Her master, who was charmed with her fidelity and other virtues, thought proper to carry her with him on one of his voyages to Gaul. Having reached the northern part of Corsica, he cast anchor, and went on shore to join the pagans of the place in an idolatrous festival.
Julia was left at some distance, because she would not be defiled by the superstitious ceremonies which she openly reviled. Felix, the governor of the island, who was a bigoted pagan, asked who this woman was who dared to insult the gods. Eusebius informed him that she was a Christian, and that all his authority over her was too weak to prevail with her to renounce her religion, but that he found her so diligent and faithful he could not part with her.
The governor offered him four of his best female slaves in exchange for her. But the merchant replied, "No, all you are worth will not purchase her, for I would freely lose the most valuable thing I have in the world rather than be deprived of her."

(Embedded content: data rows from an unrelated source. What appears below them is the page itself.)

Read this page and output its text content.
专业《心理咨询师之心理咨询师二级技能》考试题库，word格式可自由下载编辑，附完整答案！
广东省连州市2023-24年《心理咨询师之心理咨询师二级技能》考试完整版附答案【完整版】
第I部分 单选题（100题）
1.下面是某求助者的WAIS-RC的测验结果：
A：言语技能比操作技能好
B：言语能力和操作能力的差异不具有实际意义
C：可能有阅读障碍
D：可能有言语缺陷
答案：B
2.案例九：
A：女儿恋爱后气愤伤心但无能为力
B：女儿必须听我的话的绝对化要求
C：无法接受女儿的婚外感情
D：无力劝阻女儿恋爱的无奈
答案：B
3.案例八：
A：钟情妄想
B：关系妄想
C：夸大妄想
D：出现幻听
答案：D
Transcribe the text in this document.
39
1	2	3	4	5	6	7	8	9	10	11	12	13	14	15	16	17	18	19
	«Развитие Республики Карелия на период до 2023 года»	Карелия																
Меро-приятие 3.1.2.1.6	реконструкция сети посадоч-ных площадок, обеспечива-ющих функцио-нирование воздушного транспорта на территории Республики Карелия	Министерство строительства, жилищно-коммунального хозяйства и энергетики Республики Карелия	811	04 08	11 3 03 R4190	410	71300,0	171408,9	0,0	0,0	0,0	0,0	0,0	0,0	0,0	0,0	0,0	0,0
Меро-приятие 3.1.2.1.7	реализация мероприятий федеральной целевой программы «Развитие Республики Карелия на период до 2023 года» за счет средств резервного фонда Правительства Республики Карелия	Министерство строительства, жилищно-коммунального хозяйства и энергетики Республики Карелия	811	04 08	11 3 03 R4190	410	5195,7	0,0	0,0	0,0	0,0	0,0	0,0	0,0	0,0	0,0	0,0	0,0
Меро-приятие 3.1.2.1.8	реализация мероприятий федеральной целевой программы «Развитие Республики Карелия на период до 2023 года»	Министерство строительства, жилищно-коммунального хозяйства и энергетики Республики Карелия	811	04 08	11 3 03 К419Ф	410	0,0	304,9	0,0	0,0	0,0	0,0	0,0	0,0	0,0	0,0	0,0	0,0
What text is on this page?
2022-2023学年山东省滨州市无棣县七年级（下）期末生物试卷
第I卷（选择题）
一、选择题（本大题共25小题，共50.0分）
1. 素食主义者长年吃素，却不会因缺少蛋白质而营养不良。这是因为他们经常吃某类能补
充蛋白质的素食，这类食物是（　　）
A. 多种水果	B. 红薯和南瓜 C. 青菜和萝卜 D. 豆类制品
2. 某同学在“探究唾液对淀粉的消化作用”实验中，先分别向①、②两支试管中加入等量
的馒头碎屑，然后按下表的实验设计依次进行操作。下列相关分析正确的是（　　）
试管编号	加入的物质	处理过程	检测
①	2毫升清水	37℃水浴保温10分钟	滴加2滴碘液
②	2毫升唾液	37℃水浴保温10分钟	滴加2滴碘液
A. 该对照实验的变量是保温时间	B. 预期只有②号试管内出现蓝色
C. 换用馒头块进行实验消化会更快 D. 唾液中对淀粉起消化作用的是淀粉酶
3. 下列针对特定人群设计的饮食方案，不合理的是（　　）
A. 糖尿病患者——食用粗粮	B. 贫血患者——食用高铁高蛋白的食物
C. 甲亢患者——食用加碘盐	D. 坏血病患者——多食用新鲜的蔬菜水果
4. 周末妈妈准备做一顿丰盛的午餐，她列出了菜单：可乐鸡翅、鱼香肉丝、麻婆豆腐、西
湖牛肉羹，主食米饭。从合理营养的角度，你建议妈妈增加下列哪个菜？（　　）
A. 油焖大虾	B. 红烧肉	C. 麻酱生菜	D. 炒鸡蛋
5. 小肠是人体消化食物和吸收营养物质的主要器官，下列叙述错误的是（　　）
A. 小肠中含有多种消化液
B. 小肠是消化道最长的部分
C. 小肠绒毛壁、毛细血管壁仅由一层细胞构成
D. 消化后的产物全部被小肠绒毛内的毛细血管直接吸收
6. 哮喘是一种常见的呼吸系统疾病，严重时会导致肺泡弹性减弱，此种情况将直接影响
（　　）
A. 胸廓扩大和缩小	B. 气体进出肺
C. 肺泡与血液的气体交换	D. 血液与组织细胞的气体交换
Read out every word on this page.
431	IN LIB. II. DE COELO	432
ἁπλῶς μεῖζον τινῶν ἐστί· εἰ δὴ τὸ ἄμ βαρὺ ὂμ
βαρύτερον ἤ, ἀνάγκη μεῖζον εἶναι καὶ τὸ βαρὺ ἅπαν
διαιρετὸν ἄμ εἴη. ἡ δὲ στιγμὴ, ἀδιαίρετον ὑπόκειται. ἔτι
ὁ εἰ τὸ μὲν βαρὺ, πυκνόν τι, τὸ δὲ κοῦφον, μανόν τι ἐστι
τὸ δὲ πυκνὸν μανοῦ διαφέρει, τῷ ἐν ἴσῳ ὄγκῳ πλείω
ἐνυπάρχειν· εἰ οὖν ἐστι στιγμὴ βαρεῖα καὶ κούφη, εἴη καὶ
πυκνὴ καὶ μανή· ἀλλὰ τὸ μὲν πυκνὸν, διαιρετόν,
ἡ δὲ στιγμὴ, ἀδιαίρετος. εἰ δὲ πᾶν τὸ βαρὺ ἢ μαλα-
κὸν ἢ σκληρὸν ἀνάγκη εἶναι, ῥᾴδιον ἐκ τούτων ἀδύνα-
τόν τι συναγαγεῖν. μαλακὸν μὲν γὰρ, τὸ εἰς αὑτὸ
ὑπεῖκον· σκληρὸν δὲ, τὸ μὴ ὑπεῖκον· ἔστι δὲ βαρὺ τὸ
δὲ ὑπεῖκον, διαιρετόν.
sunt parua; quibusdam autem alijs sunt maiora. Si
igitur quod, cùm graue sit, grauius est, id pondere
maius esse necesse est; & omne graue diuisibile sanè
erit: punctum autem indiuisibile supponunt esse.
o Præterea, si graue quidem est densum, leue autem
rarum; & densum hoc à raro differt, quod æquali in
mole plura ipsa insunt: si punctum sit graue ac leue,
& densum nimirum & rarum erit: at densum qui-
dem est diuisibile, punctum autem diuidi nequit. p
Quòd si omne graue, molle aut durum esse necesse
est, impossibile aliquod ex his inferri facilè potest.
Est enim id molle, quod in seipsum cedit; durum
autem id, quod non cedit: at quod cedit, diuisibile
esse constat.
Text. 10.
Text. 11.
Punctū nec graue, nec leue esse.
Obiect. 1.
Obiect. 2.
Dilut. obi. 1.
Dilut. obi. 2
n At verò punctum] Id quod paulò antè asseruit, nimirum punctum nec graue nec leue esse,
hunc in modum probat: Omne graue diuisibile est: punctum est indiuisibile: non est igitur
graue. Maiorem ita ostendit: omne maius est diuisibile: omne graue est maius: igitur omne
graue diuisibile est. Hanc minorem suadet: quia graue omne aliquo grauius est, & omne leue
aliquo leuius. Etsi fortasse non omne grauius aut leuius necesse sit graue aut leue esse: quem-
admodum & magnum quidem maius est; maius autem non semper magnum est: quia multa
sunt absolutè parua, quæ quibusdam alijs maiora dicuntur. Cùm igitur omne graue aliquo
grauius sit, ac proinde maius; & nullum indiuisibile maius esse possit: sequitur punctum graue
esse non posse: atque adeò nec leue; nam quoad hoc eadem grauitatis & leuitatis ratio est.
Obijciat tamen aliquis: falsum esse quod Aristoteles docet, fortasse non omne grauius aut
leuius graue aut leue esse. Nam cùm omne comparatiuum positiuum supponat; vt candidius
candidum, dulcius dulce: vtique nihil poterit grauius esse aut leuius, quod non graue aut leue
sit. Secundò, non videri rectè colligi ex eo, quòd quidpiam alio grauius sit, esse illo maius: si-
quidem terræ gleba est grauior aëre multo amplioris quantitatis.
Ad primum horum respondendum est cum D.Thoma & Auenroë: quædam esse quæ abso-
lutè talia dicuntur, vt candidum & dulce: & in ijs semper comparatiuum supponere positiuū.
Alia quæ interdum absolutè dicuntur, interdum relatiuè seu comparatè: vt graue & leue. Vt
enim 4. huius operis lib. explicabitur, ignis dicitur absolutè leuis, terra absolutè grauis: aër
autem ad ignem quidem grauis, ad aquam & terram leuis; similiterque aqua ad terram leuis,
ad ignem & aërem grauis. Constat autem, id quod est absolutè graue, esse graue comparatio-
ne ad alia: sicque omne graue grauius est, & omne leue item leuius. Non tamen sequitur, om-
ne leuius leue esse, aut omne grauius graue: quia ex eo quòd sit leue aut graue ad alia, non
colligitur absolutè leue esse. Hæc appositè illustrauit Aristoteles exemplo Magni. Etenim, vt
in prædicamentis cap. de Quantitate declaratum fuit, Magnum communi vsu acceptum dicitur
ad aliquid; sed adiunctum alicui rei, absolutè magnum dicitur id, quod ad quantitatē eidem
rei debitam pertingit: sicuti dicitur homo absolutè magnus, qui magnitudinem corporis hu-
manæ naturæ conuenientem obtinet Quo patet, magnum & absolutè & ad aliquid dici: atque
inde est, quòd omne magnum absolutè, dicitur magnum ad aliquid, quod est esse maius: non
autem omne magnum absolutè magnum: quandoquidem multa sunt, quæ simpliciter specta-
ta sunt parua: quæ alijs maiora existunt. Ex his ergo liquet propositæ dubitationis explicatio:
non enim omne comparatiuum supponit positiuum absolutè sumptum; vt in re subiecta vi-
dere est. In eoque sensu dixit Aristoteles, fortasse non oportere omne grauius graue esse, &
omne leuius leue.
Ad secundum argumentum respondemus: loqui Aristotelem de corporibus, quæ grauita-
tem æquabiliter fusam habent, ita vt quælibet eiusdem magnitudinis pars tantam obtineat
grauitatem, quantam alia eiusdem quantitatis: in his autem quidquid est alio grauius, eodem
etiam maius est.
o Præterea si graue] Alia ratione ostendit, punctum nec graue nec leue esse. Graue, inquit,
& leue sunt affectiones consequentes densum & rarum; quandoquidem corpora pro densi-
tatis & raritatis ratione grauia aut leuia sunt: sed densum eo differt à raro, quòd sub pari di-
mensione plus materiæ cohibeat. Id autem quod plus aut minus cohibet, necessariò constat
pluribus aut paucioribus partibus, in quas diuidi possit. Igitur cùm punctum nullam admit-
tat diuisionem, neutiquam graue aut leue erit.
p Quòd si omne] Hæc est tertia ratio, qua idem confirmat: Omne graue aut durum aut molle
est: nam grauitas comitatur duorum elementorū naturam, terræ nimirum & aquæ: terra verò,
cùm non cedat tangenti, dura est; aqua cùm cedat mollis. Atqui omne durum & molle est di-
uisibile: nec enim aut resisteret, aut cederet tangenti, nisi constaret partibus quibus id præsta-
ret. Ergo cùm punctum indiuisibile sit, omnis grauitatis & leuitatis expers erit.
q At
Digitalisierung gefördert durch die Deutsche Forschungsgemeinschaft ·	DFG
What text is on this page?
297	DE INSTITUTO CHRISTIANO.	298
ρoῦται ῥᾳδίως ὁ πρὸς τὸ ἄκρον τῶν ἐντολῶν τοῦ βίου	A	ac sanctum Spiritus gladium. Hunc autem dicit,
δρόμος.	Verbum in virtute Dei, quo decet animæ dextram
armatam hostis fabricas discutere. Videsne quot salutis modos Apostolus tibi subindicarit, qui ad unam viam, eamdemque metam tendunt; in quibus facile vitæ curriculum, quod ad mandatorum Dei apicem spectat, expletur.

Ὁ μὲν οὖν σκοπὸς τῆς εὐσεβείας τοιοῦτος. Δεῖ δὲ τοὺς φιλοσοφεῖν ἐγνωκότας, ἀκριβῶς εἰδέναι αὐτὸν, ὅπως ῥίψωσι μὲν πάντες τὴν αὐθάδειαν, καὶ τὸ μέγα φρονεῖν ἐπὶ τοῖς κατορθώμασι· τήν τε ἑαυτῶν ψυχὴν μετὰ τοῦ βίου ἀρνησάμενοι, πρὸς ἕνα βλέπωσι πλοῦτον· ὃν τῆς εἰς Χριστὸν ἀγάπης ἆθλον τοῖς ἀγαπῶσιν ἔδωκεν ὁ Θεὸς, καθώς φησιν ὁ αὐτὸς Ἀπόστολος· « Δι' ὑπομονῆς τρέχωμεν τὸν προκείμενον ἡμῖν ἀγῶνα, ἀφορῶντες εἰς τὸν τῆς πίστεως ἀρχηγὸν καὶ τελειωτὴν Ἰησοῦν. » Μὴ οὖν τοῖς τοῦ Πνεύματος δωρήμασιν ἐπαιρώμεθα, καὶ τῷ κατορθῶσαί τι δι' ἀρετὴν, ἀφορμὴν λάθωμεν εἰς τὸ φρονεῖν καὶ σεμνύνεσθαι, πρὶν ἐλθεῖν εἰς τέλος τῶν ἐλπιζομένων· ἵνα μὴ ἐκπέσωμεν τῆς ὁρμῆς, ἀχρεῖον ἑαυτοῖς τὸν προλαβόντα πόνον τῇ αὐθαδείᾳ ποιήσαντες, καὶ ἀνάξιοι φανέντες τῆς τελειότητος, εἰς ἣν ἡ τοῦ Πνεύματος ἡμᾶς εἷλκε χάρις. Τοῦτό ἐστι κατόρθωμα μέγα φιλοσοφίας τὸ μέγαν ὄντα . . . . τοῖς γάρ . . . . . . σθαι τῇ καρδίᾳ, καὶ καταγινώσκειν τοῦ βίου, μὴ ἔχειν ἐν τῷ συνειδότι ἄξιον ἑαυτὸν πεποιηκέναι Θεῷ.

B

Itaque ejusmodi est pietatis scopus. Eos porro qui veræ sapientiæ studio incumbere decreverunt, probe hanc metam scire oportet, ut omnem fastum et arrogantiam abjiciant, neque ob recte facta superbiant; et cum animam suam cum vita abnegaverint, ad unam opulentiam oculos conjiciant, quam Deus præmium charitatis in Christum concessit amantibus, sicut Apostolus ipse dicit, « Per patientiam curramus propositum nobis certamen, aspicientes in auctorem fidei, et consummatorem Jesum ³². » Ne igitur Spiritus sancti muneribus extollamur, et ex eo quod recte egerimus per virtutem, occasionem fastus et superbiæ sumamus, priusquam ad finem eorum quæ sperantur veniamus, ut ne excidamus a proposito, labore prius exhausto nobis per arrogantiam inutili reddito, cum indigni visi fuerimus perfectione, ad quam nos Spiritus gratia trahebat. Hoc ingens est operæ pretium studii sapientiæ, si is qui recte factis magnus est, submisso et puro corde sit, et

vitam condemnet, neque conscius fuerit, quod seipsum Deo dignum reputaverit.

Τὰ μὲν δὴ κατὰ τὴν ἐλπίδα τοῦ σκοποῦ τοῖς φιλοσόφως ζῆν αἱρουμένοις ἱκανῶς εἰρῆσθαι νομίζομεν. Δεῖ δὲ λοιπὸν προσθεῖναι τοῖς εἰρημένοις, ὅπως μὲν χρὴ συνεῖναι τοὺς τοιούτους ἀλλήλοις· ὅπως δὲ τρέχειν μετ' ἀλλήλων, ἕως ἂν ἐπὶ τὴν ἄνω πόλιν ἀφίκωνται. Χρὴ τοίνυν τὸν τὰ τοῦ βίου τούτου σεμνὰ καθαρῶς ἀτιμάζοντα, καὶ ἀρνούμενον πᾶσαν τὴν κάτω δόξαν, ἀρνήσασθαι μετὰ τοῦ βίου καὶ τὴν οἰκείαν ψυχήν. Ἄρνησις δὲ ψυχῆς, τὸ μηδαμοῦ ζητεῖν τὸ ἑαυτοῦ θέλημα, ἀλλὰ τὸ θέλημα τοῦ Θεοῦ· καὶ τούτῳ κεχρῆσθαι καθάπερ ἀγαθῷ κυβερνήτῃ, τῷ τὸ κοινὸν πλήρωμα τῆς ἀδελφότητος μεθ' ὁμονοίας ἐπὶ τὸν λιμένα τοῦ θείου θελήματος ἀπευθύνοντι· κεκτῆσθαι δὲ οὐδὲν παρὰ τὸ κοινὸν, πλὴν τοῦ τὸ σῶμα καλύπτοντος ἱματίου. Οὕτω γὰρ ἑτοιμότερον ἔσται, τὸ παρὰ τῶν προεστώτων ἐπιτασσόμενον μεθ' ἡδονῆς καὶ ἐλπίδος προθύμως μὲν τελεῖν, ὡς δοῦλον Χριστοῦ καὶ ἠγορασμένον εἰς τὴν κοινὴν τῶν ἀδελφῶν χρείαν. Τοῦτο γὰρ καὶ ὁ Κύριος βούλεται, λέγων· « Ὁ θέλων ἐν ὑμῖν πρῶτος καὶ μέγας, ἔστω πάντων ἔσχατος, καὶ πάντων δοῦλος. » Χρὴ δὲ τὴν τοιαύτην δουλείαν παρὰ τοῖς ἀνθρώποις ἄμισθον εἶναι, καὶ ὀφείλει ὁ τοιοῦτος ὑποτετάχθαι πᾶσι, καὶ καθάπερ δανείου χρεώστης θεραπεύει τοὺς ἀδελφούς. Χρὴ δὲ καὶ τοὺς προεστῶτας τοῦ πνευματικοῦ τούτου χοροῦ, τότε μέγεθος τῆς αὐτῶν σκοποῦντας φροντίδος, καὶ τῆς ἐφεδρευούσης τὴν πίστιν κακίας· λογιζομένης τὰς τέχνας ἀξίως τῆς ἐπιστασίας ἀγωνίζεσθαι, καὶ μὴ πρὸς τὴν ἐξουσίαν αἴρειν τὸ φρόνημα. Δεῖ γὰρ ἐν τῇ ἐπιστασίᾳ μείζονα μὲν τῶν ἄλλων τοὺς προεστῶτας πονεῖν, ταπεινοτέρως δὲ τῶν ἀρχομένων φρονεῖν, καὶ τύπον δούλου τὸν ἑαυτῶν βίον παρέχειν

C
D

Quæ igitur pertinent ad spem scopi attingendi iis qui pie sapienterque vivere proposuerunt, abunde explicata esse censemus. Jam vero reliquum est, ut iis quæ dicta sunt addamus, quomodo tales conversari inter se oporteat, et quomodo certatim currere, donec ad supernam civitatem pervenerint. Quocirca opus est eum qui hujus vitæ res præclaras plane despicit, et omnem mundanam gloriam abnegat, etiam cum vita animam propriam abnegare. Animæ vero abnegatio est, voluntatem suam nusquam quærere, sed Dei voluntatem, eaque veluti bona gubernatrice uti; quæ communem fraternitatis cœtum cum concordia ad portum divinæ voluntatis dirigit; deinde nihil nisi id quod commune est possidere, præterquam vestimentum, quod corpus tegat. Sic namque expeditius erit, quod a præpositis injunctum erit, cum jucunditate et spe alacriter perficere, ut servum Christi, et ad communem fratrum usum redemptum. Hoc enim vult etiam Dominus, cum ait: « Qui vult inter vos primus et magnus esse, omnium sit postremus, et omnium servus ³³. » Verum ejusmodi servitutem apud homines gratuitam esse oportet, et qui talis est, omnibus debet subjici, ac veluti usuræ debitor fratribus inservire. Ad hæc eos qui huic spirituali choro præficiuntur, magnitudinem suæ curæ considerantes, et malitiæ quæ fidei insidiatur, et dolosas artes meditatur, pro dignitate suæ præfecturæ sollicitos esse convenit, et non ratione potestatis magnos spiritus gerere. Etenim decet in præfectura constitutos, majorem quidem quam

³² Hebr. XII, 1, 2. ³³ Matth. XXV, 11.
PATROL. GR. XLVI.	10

The governor, while Eusebius was drunk and asleep, seized her to sacrifice to his gods. He offered her freedom if she would worship his false gods. Julia answered him saying “Everyone is free if he loves Jesus Christ.”
Felix was insulted and enraged that Julia would not do as she was told. He struck her on the face, and had the hair on her head to be torn off, and lastly, ordered her to be hanged on a cross until she died. Julia died virgin and martyr.
Saint Julia, whether free or a slave, whether in prosperity or in adversity, was equally fervent and devout. She adored all the sweet designs of God and without complaining, never ceased to praise and thank God.